Section 18-8-208(3), C.R.S. (1978 Repl. Vol. 8) provides that: "A person commits a class 4 felony if, while being in custody or confinement and held for or charged with but not convicted of a felony, he knowingly escapes from said custody or confinement."
Defendant argues that he was not "convicted" of a felony until the trial court sentenced him and signed the order of judgment and conviction. Thus, it is defendant's position that he did not commit the class 3 felony of escape since his escape occurred prior to his sentencing.
In People v. Jacquez, 196 Colo. 569, 588 P.2d 871 (1979), the Colorado Supreme Court agreed with this reasoning for purposes of determining the date a conviction occurred in a habitual criminal prosecution. However, the court in Jacquez noted this construction of the word "conviction" in the habitual criminal statute was based upon its interpretation of the General Assembly's intent. The court noted that the term has different meanings in different statutes, and thus, the legislative intent behind the use of the word must be examined in each particular case. People v. Jacquez, supra.

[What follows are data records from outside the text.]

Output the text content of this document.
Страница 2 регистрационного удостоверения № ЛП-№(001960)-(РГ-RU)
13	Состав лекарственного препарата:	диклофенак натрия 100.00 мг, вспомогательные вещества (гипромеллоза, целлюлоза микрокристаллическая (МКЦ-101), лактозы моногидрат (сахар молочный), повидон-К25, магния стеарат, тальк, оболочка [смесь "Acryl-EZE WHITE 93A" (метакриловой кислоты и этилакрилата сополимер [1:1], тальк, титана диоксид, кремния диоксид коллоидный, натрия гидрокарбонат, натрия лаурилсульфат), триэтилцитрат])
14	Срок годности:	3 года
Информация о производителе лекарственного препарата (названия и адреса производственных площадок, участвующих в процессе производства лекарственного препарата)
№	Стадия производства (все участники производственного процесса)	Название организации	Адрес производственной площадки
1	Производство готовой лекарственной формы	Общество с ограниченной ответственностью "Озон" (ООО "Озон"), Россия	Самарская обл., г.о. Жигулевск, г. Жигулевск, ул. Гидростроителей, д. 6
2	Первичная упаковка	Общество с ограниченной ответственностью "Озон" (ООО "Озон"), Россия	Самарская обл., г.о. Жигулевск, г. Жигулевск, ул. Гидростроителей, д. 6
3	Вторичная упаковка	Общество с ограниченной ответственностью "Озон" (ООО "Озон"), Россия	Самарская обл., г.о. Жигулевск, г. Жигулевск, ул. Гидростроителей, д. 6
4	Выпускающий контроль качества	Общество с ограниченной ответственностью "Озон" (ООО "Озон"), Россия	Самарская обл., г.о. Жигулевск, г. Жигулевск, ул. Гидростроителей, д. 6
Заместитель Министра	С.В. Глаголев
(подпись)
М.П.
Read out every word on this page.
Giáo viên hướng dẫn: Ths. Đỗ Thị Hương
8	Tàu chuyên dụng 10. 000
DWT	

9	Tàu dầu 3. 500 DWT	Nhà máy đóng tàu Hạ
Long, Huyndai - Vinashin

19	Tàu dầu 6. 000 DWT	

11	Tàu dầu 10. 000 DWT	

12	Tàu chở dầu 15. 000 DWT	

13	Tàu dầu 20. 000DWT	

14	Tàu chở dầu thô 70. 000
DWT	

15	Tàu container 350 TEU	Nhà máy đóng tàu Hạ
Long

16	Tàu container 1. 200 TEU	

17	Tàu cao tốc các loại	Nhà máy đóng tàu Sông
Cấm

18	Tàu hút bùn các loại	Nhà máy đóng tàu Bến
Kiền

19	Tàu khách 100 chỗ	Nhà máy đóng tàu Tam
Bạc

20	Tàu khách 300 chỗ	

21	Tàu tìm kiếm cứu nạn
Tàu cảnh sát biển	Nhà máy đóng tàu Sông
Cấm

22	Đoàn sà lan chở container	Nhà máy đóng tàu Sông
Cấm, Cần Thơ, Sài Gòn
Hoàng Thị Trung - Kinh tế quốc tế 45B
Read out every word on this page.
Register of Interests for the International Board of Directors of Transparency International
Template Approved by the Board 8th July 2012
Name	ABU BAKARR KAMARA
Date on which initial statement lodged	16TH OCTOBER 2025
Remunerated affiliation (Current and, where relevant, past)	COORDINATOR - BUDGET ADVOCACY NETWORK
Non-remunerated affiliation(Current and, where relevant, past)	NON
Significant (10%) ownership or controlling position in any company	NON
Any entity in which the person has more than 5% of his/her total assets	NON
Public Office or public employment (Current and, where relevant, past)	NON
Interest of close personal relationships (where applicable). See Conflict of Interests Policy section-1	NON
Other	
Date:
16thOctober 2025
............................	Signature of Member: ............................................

One indication of the legislative intent concerning the meaning of the word conviction as used here is found in § 16-7-206(3), C.R.S. (1978 Repl. Vol. 8), which provides that the acceptance of a guilty plea by the court acts as a conviction of the offense. In addition, the legislative history of § 18-8-208(2), C.R.S. (1985 Cum. Supp.) clearly demonstrates that the General Assembly intended a guilty plea to act as a conviction for purposes of this section of the escape statute.
Prior to amendment in 1981, this statute read: "A person commits a class 3 felony if, while being in custody or confinement under a sentence following conviction of a felony other than a class 1 or class 2 felony, he knowingly escapes from said custody or confinement." Section 18-8-208(2), C.R.S. (emphasis added).
The 1981 amendment bringing the statute to its present form removed from the definition of class 3 felony escape the requirement that a defendant be confined "under a sentence." At the legislative hearing on the proposed 1981 amendment, the reason given for the change was that it would insure that a defendant who escapes between the time of his guilty plea and sentencing is punished for a class 3 felony. Hearing on S.B. 156 before the Colorado Senate Judiciary Committee, 53rd General Assembly, First Session, January 7, 1984.
Thus, the legislative intent is clear that the word conviction used in § 18-8-208(2), C.R.S. (1985 Cum. Supp.), encompasses the situation in which a defendant pleads guilty to a felony but escapes before sentencing. That being the situation here, all elements of the class 3 felony were supported by evidence in the record.
Judgment affirmed.
JUDGE VAN CISE and JUSTICE HODGES concur.
Sitting by assignment of the Chief Justice under the provisions of the Colo. Const., art. VI, Sec. 5(3), and § 24-51-607(5), C.R.S. (1982 Repl. Vol. 10).